Os perigos do regresso à “normalidade”

Se o país levou muito a sério a ameaça do vírus e o conteve, terá de ser capaz, agora, de se manter alerta para gerir o seu potencial de destruição. Vencemos a primeira batalha, mas a guerra é longa e dura.

Era inevitável e o Governo foi tratando de preparar os portugueses para um lento regresso à normalidade possível. Há neste passo um risco imenso de se perder o que se conseguiu com esforço, disciplina e sacrifício. Se hoje Portugal é um caso de sucesso na contenção dos danos do novo coronavírus, se foi possível “aplanar” a curva das infecções, limitar a mortalidade e gerir com folga os recursos do Serviço Nacional de Saúde, é bom que todos e cada um de nós se convençam de que todos estes resultados são voláteis. É crucial que a atitude e a maturidade que a sociedade portuguesa revelou nestes quase 40 dias de estado de emergência se mantenham.

Não é o Governo que tem a chave para o sucesso da fase de abertura que hoje se anuncia: são as pessoas. Acreditar que os resultados obtidos até agora são uma garantia de que o pior já passou é um primeiro passo para o desastre. Pensar que, depois de controlada a curva, já se pode regressar à vida descontraída de outrora vai alimentar os fluxos de propagação do vírus e impor o regresso de medidas mais drásticas de confinamento. Julgar que o levantamento de restrições mais severas, abrir as lojas de bairro ou aprovar o regresso de uma parte dos nossos alunos às escolas legitimam o retomar da nossa vida social normal é condição para que o contágio acelere e o medo de Março se reinstale.

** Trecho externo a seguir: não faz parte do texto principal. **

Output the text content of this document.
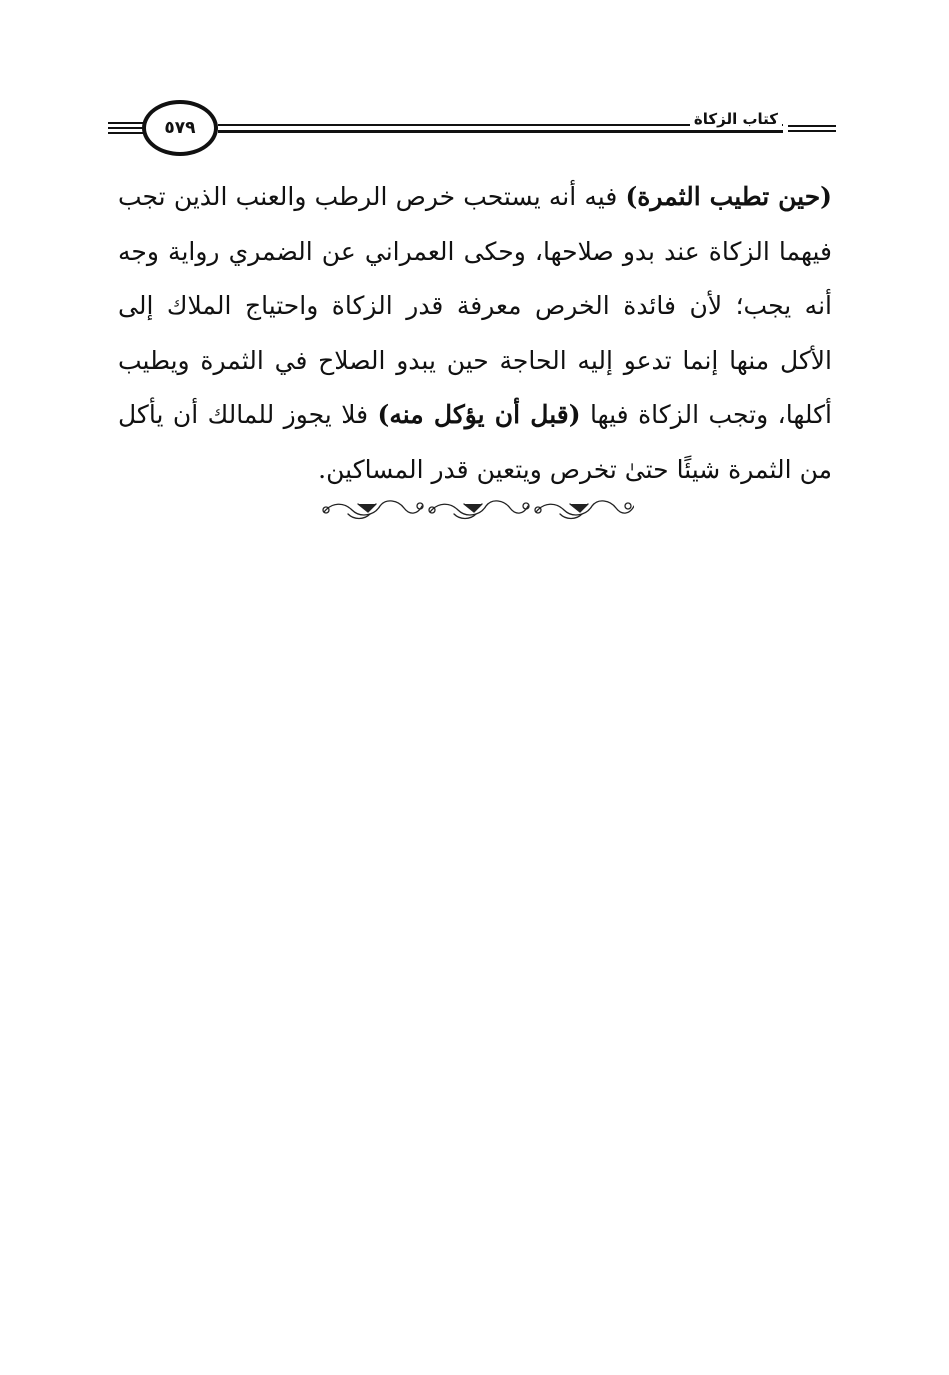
كتاب الزكاة
٥٧٩
(حين تطيب الثمرة) فيه أنه يستحب خرص الرطب والعنب الذين تجب فيهما الزكاة عند بدو صلاحها، وحكى العمراني عن الضمري رواية وجه أنه يجب؛ لأن فائدة الخرص معرفة قدر الزكاة واحتياج الملاك إلى الأكل منها إنما تدعو إليه الحاجة حين يبدو الصلاح في الثمرة ويطيب أكلها، وتجب الزكاة فيها (قبل أن يؤكل منه) فلا يجوز للمالك أن يأكل من الثمرة شيئًا حتىٰ تخرص ويتعين قدر المساكين.
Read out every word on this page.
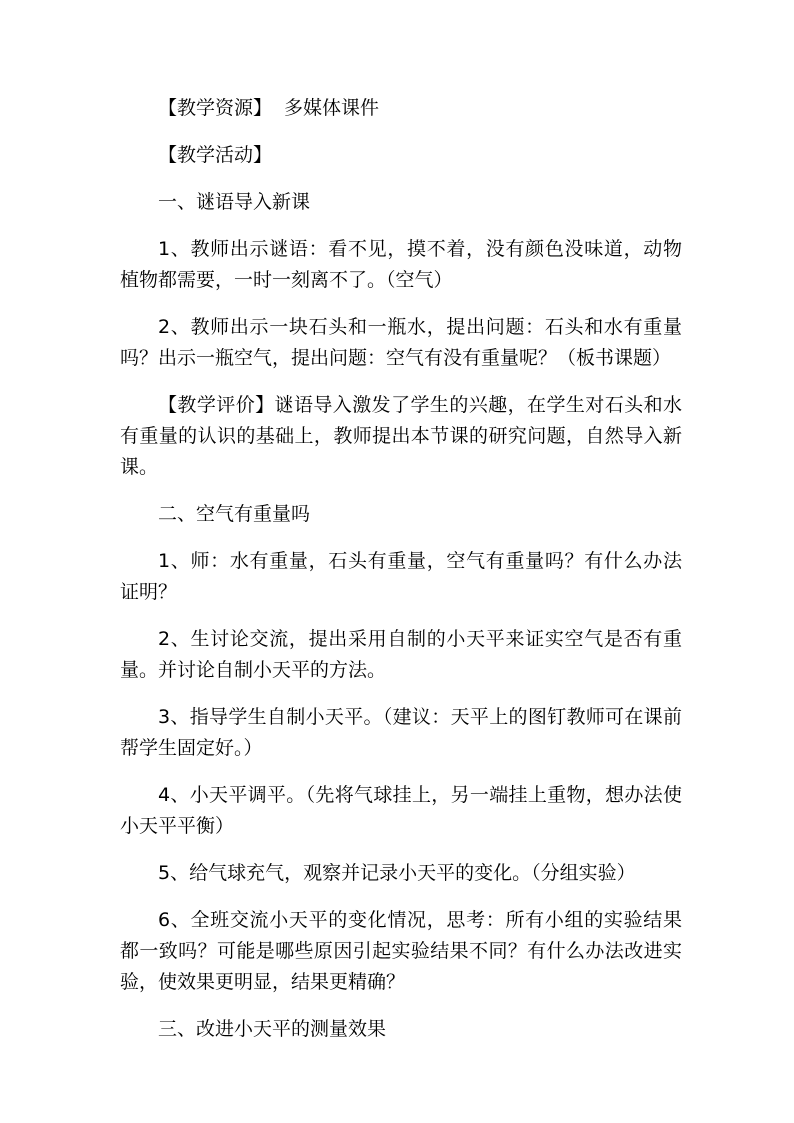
【教学资源】 多媒体课件

【教学活动】

一、谜语导入新课

1、教师出示谜语：看不见，摸不着，没有颜色没味道，动物植物都需要，一时一刻离不了。（空气）

2、教师出示一块石头和一瓶水，提出问题：石头和水有重量吗？出示一瓶空气，提出问题：空气有没有重量呢？（板书课题）

【教学评价】谜语导入激发了学生的兴趣，在学生对石头和水有重量的认识的基础上，教师提出本节课的研究问题，自然导入新课。

二、空气有重量吗

1、师：水有重量，石头有重量，空气有重量吗？有什么办法证明？

2、生讨论交流，提出采用自制的小天平来证实空气是否有重量。并讨论自制小天平的方法。

3、指导学生自制小天平。（建议：天平上的图钉教师可在课前帮学生固定好。）

4、小天平调平。（先将气球挂上，另一端挂上重物，想办法使小天平平衡）

5、给气球充气，观察并记录小天平的变化。（分组实验）

6、全班交流小天平的变化情况，思考：所有小组的实验结果都一致吗？可能是哪些原因引起实验结果不同？有什么办法改进实验，使效果更明显，结果更精确？

三、改进小天平的测量效果
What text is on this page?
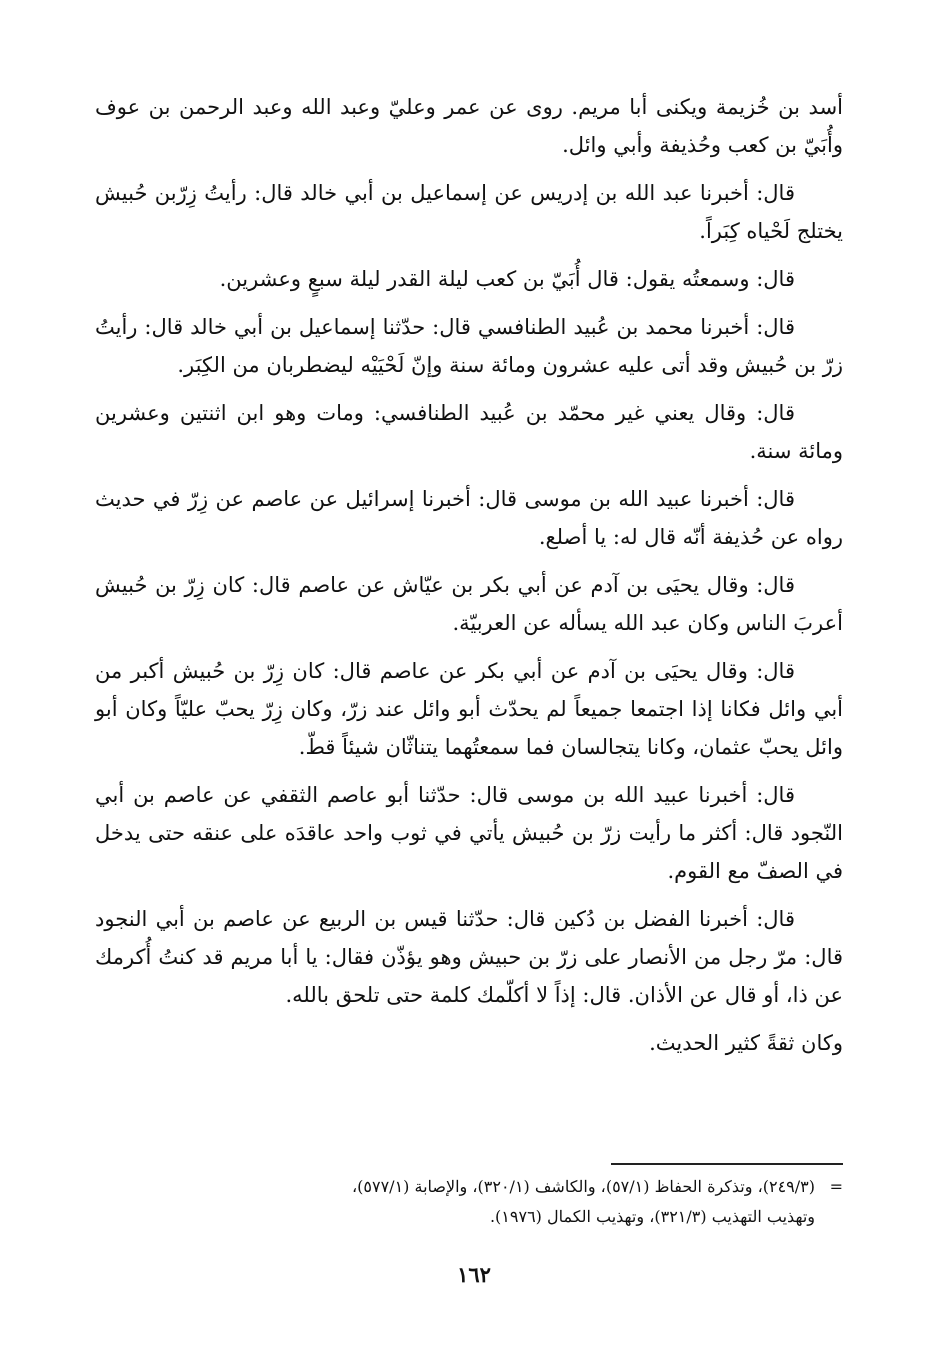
أسد بن خُزيمة ويكنى أبا مريم. روى عن عمر وعليّ وعبد الله وعبد الرحمن بن عوف وأُبَيّ بن كعب وحُذيفة وأبي وائل.

قال: أخبرنا عبد الله بن إدريس عن إسماعيل بن أبي خالد قال: رأيتُ زِرّبن حُبيش يختلج لَحْياه كِبَراً.

قال: وسمعتُه يقول: قال أُبَيّ بن كعب ليلة القدر ليلة سبعٍ وعشرين.

قال: أخبرنا محمد بن عُبيد الطنافسي قال: حدّثنا إسماعيل بن أبي خالد قال: رأيتُ زرّ بن حُبيش وقد أتى عليه عشرون ومائة سنة وإنّ لَحْيَيْه ليضطربان من الكِبَر.

قال: وقال يعني غير محمّد بن عُبيد الطنافسي: ومات وهو ابن اثنتين وعشرين ومائة سنة.

قال: أخبرنا عبيد الله بن موسى قال: أخبرنا إسرائيل عن عاصم عن زِرّ في حديث رواه عن حُذيفة أنّه قال له: يا أصلع.

قال: وقال يحيَى بن آدم عن أبي بكر بن عيّاش عن عاصم قال: كان زِرّ بن حُبيش أعربَ الناس وكان عبد الله يسأله عن العربيّة.

قال: وقال يحيَى بن آدم عن أبي بكر عن عاصم قال: كان زِرّ بن حُبيش أكبر من أبي وائل فكانا إذا اجتمعا جميعاً لم يحدّث أبو وائل عند زرّ، وكان زِرّ يحبّ عليّاً وكان أبو وائل يحبّ عثمان، وكانا يتجالسان فما سمعتُهما يتناثّان شيئاً قطّ.

قال: أخبرنا عبيد الله بن موسى قال: حدّثنا أبو عاصم الثقفي عن عاصم بن أبي النّجود قال: أكثر ما رأيت زرّ بن حُبيش يأتي في ثوب واحد عاقدَه على عنقه حتى يدخل في الصفّ مع القوم.

قال: أخبرنا الفضل بن دُكين قال: حدّثنا قيس بن الربيع عن عاصم بن أبي النجود قال: مرّ رجل من الأنصار على زرّ بن حبيش وهو يؤذّن فقال: يا أبا مريم قد كنتُ أُكرمك عن ذا، أو قال عن الأذان. قال: إذاً لا أكلّمك كلمة حتى تلحق بالله.

وكان ثقةً كثير الحديث.

=
(٢٤٩/٣)، وتذكرة الحفاظ (٥٧/١)، والكاشف (٣٢٠/١)، والإصابة (٥٧٧/١)،
وتهذيب التهذيب (٣٢١/٣)، وتهذيب الكمال (١٩٧٦).
١٦٢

O que acontecer a seguir não vai depender das medidas do Governo ou do empenho das autoridades sanitárias: está nas nossas mãos e na nossa responsabilidade.

O desafio que se anuncia com o regresso da normalidade possível é enorme. O Governo faz o seu papel, abdica da emergência mas preserva o estado de calamidade, determina regras, faz avisos, nota que poderemos ter de dar passos atrás. Mas é possível que o afrouxamento das medidas leve as pessoas cansadas do confinamento, emocionalmente afectadas pela distância dos amigos ou familiares e angustiadas com a negra realidade em que vivem interpretem essa distensão como um sinal de que aperto acabou. O maior movimento nas ruas das cidades ou os passeios à beira-mar são disso um sinal claro. Vencer essa percepção que resulta mais do desejo do que da realidade vai ser difícil. Mas é crucial. Se o país levou muito a sério a ameaça do vírus e o conteve, terá de ser capaz, agora, de se manter alerta para gerir o seu potencial de destruição. Vencemos a primeira batalha, mas a guerra é longa e dura. O pior que cada um de nós pode fazer é baixar a guarda.